Where blues and rock meet

February 8, 2008

AT ITS best, rock 'n' roll can be an audacious, liberating thing. Director John Sayles clearly understands the power of such music, setting the birth of rock, and its intersection with the blues, at the heart of his new film, Honeydripper.

Set in 1950, the film tells the story of Pinetop Purvis (Danny Glover), a one-time piano player and the owner of the Honeydripper Lounge, a ramshackle Alabama blues club that is dying for lack of customers--most of whom have jumped ship for a rowdier juke joint.

Purvis decides to gamble everything on a last desperate chance--begging borrowing and stealing enough to hold a show featuring "Guitar Sam," a new electric guitar sensation from New Orleans. When Sam doesn't show, Purvis is forced to take increasingly desperate risks--including springing Sonny, a drifter-musician (played by real-life guitar impresario Gary Clark Jr.) from the clutches of a racist white sheriff, so that he can stand in.

The sheriff has arrested Sonny for the "crime" of vagrancy, with the punishment set as picking cotton--in fields conveniently owned by the local judge (with a kickback to be paid to the sheriff). As in many of Sayles' best films, an examination of race and racism is at the heart of the story. As Sonny remarks getting off the train, the town's name, Harmony, makes it sound "like a good place for a musician."

Review: Movies

Honeydripper, written and directed by John Sayles, starring Danny Glover, Lisa Gay Hamilton and Charles S. Dutton.

"The only night I've ever been in jail was in a town called Liberty," is the dry response he receives. But the tensions in the film aren't only between Black and white (as in Purvis' remark that the Korean war is about "Black folks killing yellow folks to keep white folks happy"). They're also between two generations--one rooted in the blues, and one in rock 'n' roll.

While some critics, such as the New York Times' A.O. Scott, have damned Honeydripper with the faint praise of being too "on the nose" politically (whatever that means), they overlook the brilliant way Sayles uses the music as if it were another character in the ensemble cast.

In jail, for instance, Sonny sings a haunting rendition of Lead Belly's "Midnight Special" ("Ain't no food upon the table/And no fork up in the pan/But you better not complain, boy/You get in trouble with the man"). And rapper Keb' Mo' puts in a turn as a blind bluesman named Possum--who sings the blues classic "Stag-o-lee" (about a gambling game that turns to murder) to accompany a flashback to Purvis' own troubled past--a past that other characters seem destined to repeat.

Sayles, who also co-wrote several of the film's original music numbers, clearly has a deep affection for and understanding of classic rock and the blues. He captures the wonder and danger that music can inspire, as in a standout scene in which Purvis imagines the emotions that the first slave who transgressed by playing a white master's piano must have felt.

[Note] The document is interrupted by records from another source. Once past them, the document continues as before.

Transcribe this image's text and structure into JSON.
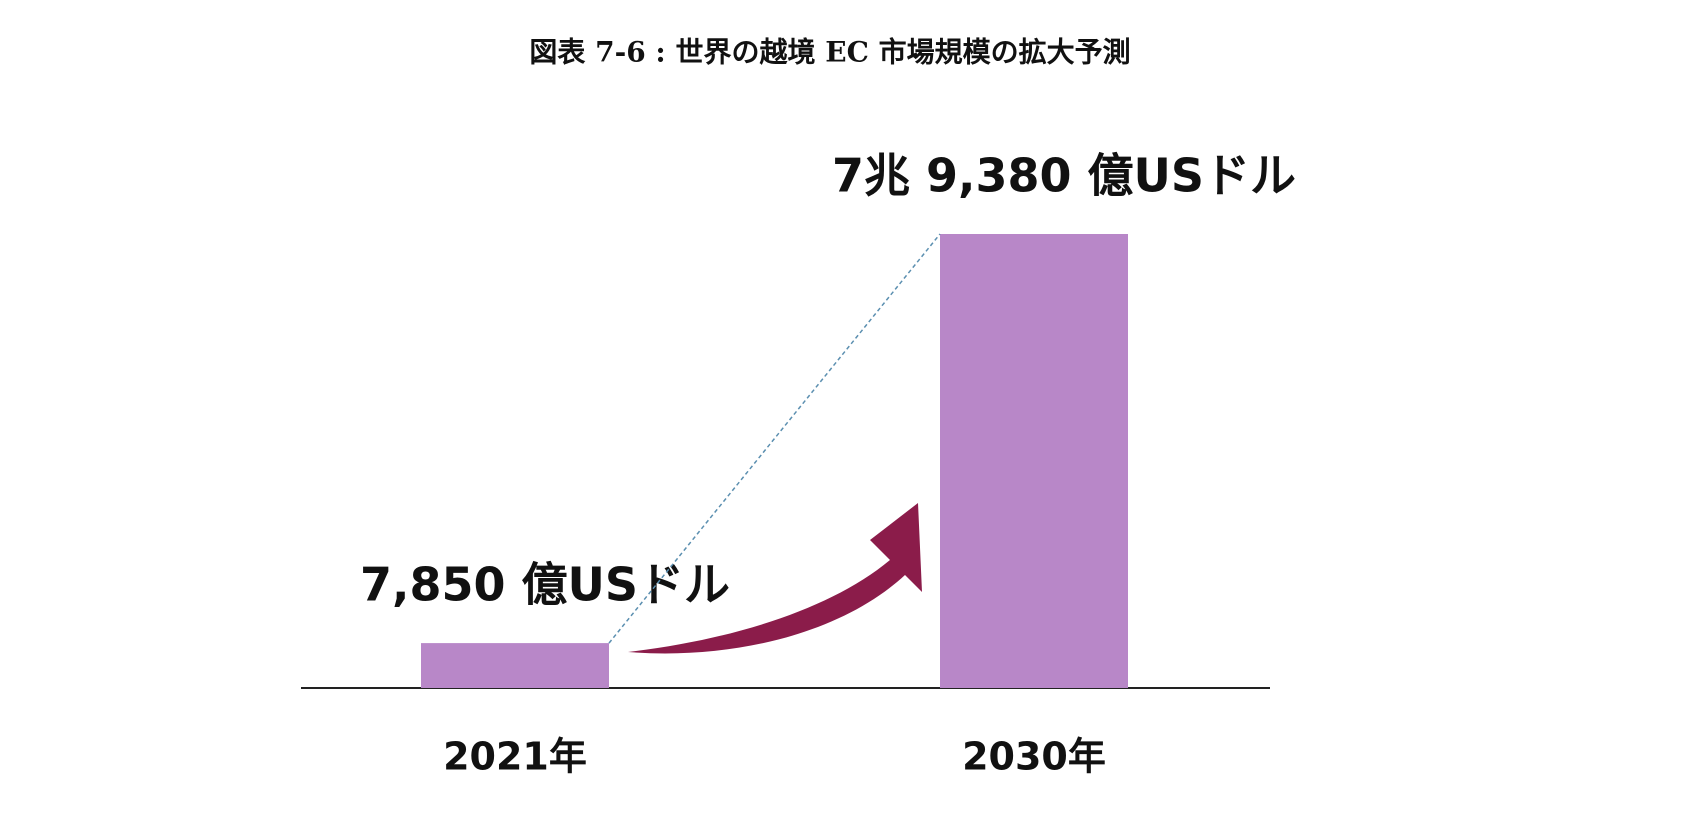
{
  "chart_data": {
    "type": "bar",
    "title": "図表 7-6 : 世界の越境 EC 市場規模の拡大予測",
    "categories": [
      "2021年",
      "2030年"
    ],
    "values": [
      7850,
      79380
    ],
    "value_labels": [
      "7,850 億USドル",
      "7兆 9,380 億USドル"
    ],
    "color": "#b887c8"
  }
}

Music itself is something of a metaphor for Sayles' style of filmmaking. As he recently told the Pittsburgh Post-Gazette, "I don't think rock 'n' roll is going to come and save us like it does for his character, but there is that thing about being independent that you're also out there on a limb and you kind of have to start from scratch an awful lot."

Or, as the movie makes clear, you can't have rock and roll without some blues along the way.